Si vous vouliez entendre À genoux dans le désir comme il a été créé, il fallait voir ces shows-là. Parions qu’on aura de nouveau droit à une version similaire de ce spectacle de 2012 dans un festival à Montréal ou Québec sous peu.

Power trio

Entretemps, pour les besoins de sa tournée 2013, Perreau voyage léger, uniquement accompagné de Sarah Bourdon – qui s’acquitte de la première partie – et de Jean-Alexandre Beaudoin.

Il a donc été obligé de réarranger considérablement les arrangements de ses chansons et de ses anciens titres. Le résultat n’en était pas moins stupéfiant, parce Perreau arrive constamment à tout mettre à sa main.

L’artiste nous a livré un spectacle hybride qui se situait quelque part entre son solo Perreau et la lune et ses tournées rock. En fait, ça ressemblait surtout à ses spectacles du temps de Western Romance.

Yann Perreau, enfin à la batterie. Photo Catherine Lefebvre.

Coiffé de son chapeau plat qui lui confère une dégaine à la Jack White, installé derrière une batterie, assis à son piano, ou arpentant la scène avec son magnétisme incomparable, Perreau nous a offert sa western poésie.

Filles d’automne baignait dans les influences tex-mex comme si la chanson serait issue d’un film de Tarantino, avec Yann qui hurlait avec les loups derrière le paravent de toile placé au fond de la scène.
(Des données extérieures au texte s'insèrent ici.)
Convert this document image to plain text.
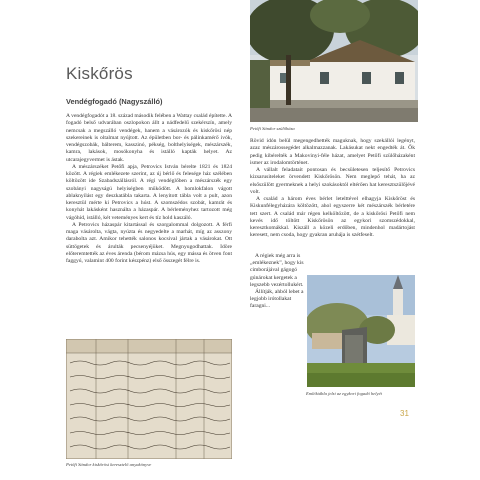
Petőfi Sándor szülőháza
Kiskőrös
Vendégfogadó (Nagyszálló)

A vendégfogadót a 18. század második felében a Wattay család építette. A fogadó belső udvarában oszlopokon állt a nádfedelű szekérszín, amely nemcsak a megszálló vendégek, hanem a vásározók és kiskőrösi nép szekereinek is oltalmat nyújtott. Az épületben bor- és pálinkamérő ivók, vendégszobák, bálterem, kasszinó, pékség, bolthelyiségek, mészárszék, kamra, lakások, mosókonyha és istálló kapták helyet. Az utcarajegyvermet is ástak.

A mészárszéket Petőfi apja, Petrovics István bérelte 1821 és 1824 között. A régiek emlékezete szerint, az új bérlő és felesége ház szélében költözött ide Szabadszállásról. A régi vendéglőben a mészárszék egy szobányi nagyságú helyiségben működött. A homlokfalon vágott ablaknyílást egy deszkatábla takarta. A lenyitott tábla volt a pult, azon keresztül mérte ki Petrovics a húst. A szomszédos szobát, kamrát és konyhát lakásként használta a házaspár. A bérleményhez tartozott még vágóhíd, istálló, két veteményes kert és tíz hold kaszáló.

A Petrovics házaspár kitartással és szorgalommal dolgozott. A férfi maga vásárolta, vágta, nyúzta és negyedelte a marhát, míg az asszony darabolta azt. Amikor tehették salonos kocsival jártak a vásárokat. Ott süttögetek és árulták pecsenyéjüket. Megnyugodhattak. Idöre előteremtették az éves árenda (bérom mázsa hús, egy mássa és ötven font faggyú, valamint 400 forint készpénz) első összegét félre is.

Petőfi Sándor kiskőrösi keresztelő anyakönyve

Rövid idón belül megengedhették maguknak, hogy szekállói legényt, azaz mészárossegédet alkalmazzanak. Lakásukat nekt engedték át. Ők pedig kibérelték a Makovinyi-féle házat, amelyet Petőfi szülőházaként ismer az irodalomtörténet.

A vállalt feladatait pontosan és becsületesen teljesítő Petrovics kizsarusiteleket örvendett Kiskőrösön. Nem meglepő tehát, ha az elsőszülött gyermeknek a helyi szokásoktól eltérően hat keresztszülőjévé volt.

A család a három éves bérlet letelttével elhagyja Kiskőröst és Kiskunfélegyházára költözött, ahol egyszerre két mészárszék bérletére tett szert. A család már régen kelköltözött, de a kiskőrösi Petőfi nem kevés idő töltött Kiskőrösön az egykori szomszédokkal, keresztkomákkal. Kiszáll a közeli erdőben, mindenhol madártojást keresett, nem csoda, hogy gyakran aruhája is szétfeselt.

A régiek még arra is „emlékeznek”, hogy kis cimborájával gágogó gúnárokat kergetek a legszebb vezértollukért.

Állítják, ahból lebet a legjobb irótollakat faragni...

Emléktábla jelzi az egykori fogadó helyét
31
Le cœur a des dents était mordante (excusez le jeu de mots facile), tandis que Le Marin était presque menaçante.

Histoire de faire un clin d’œil aux poètes américains, Perreau s’est servi du vieux succès de Bündock, American Singer – que je n’avais pas entendu sur scène depuis deux décennies – afin de mettre la table pour Beau comme on s’aime. Yann frappait sur ses peaux comme un déchaîné. Effet bœuf.

La rythmique galopait ferme durant Merci la vie, avec une douzaine de femmes et de jeunes filles qui dansaient le long du mur de La Tulipe, côté jardin.
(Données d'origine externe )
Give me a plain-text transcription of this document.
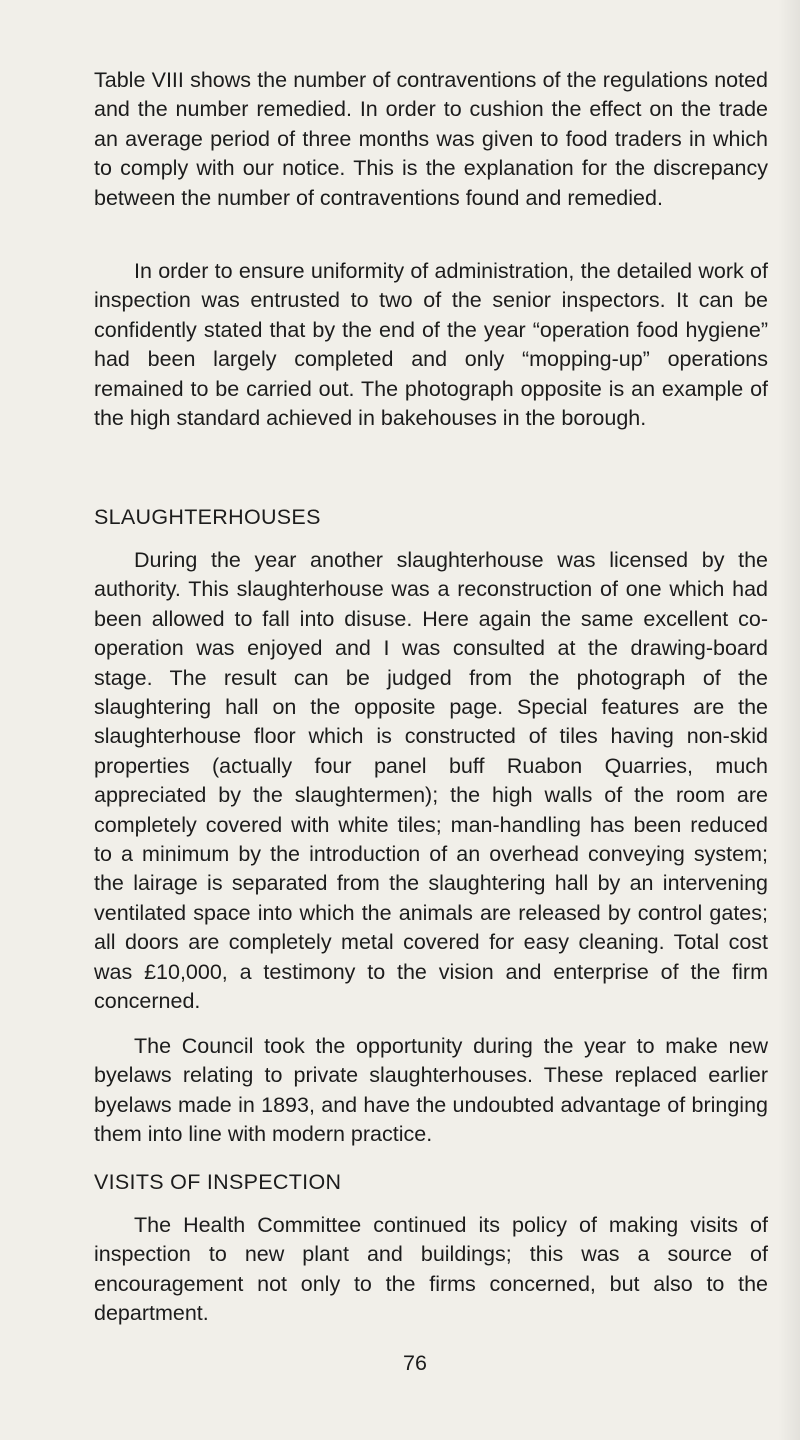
Table VIII shows the number of contraventions of the regulations noted and the number remedied. In order to cushion the effect on the trade an average period of three months was given to food traders in which to comply with our notice. This is the explanation for the discrepancy between the number of contraventions found and remedied.

In order to ensure uniformity of administration, the detailed work of inspection was entrusted to two of the senior inspectors. It can be confidently stated that by the end of the year “operation food hygiene” had been largely completed and only “mopping-up” operations remained to be carried out. The photograph opposite is an example of the high standard achieved in bakehouses in the borough.

SLAUGHTERHOUSES

During the year another slaughterhouse was licensed by the authority. This slaughterhouse was a reconstruction of one which had been allowed to fall into disuse. Here again the same excellent co-operation was enjoyed and I was consulted at the drawing-board stage. The result can be judged from the photograph of the slaughtering hall on the opposite page. Special features are the slaughterhouse floor which is constructed of tiles having non-skid properties (actually four panel buff Ruabon Quarries, much appreciated by the slaughtermen); the high walls of the room are completely covered with white tiles; man-handling has been reduced to a minimum by the introduction of an overhead conveying system; the lairage is separated from the slaughtering hall by an intervening ventilated space into which the animals are released by control gates; all doors are completely metal covered for easy cleaning. Total cost was £10,000, a testimony to the vision and enterprise of the firm concerned.

The Council took the opportunity during the year to make new byelaws relating to private slaughterhouses. These replaced earlier byelaws made in 1893, and have the undoubted advantage of bringing them into line with modern practice.

VISITS OF INSPECTION

The Health Committee continued its policy of making visits of inspection to new plant and buildings; this was a source of encouragement not only to the firms concerned, but also to the department.

76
On ne peut se passer de Yann-le-danseur durant un spectacle. Il fallait le voir de déhancher lors de Vertigo de toi et s’offrir quelque chose qui s’apparentait à une version contemporaine de la danse lascive quand lui et Sarah Bourdon se font frottés à n’en plus finir durant La goutte.
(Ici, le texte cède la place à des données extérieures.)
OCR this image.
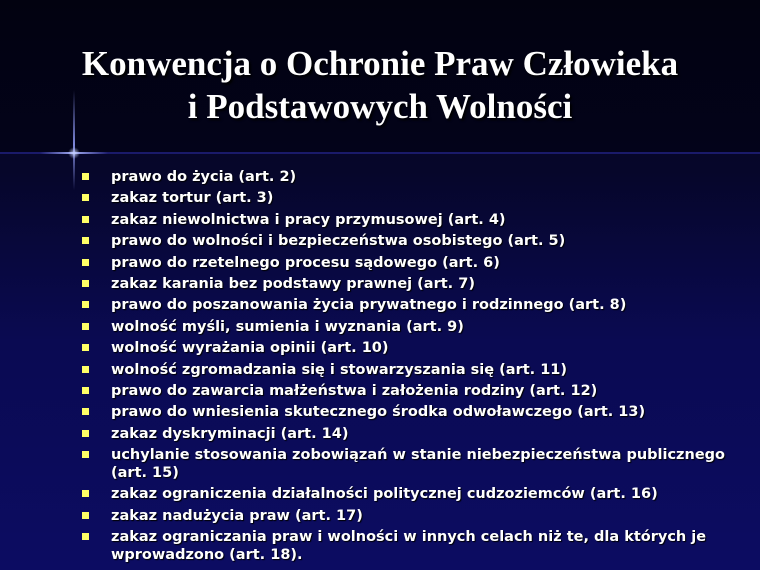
Konwencja o Ochronie Praw Człowieka
i Podstawowych Wolności
prawo do życia (art. 2)
zakaz tortur (art. 3)
zakaz niewolnictwa i pracy przymusowej (art. 4)
prawo do wolności i bezpieczeństwa osobistego (art. 5)
prawo do rzetelnego procesu sądowego (art. 6)
zakaz karania bez podstawy prawnej (art. 7)
prawo do poszanowania życia prywatnego i rodzinnego (art. 8)
wolność myśli, sumienia i wyznania (art. 9)
wolność wyrażania opinii (art. 10)
wolność zgromadzania się i stowarzyszania się (art. 11)
prawo do zawarcia małżeństwa i założenia rodziny (art. 12)
prawo do wniesienia skutecznego środka odwoławczego (art. 13)
zakaz dyskryminacji (art. 14)
uchylanie stosowania zobowiązań w stanie niebezpieczeństwa publicznego (art. 15)
zakaz ograniczenia działalności politycznej cudzoziemców (art. 16)
zakaz nadużycia praw (art. 17)
zakaz ograniczania praw i wolności w innych celach niż te, dla których je wprowadzono (art. 18).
Cette tournée risque d'être en constante évolution. Photo Catherine Lefebvre.

Bien sûr, Perreau peut être émouvant quand il interprète Invente une langue pour mieux me nommer – qui a pris une autre signification depuis la mort de son père – et La chanson la moins finie, qui s’est conclue sur un crescendo piano-guitares.

Et il y a le Yann complètement inclassable. Jeudi, c’était durant Conduis-moi.

Résumons : verre de Ricard à la main, rebaptisant ses musiciens Sandrine et Marcel, évoquant les cours prénataux – sa blonde attend un enfant – et s’exprimant avec un accent Marseillais digne de Pagnol, Perreau a livré une chanson reposant sur l’accordéon, le banjo… et les airs d’opéra de Sarah, sa Castafiore d’un moment. Inclassable, on vous dit.

Il en a fait du chemin, l’ami Yann, depuis son premier spectacle lors de la vente-trottoir de Berthierville, alors qu’il avait 11 ans. Nous avons d’ailleurs vu les images de sa première prestation sur écran.

On n’ose même pas imaginer dans quelle direction aura évolué ce spectacle dans quelques mois. Une troisième mouture? Avec Yann Perreau, tout est possible.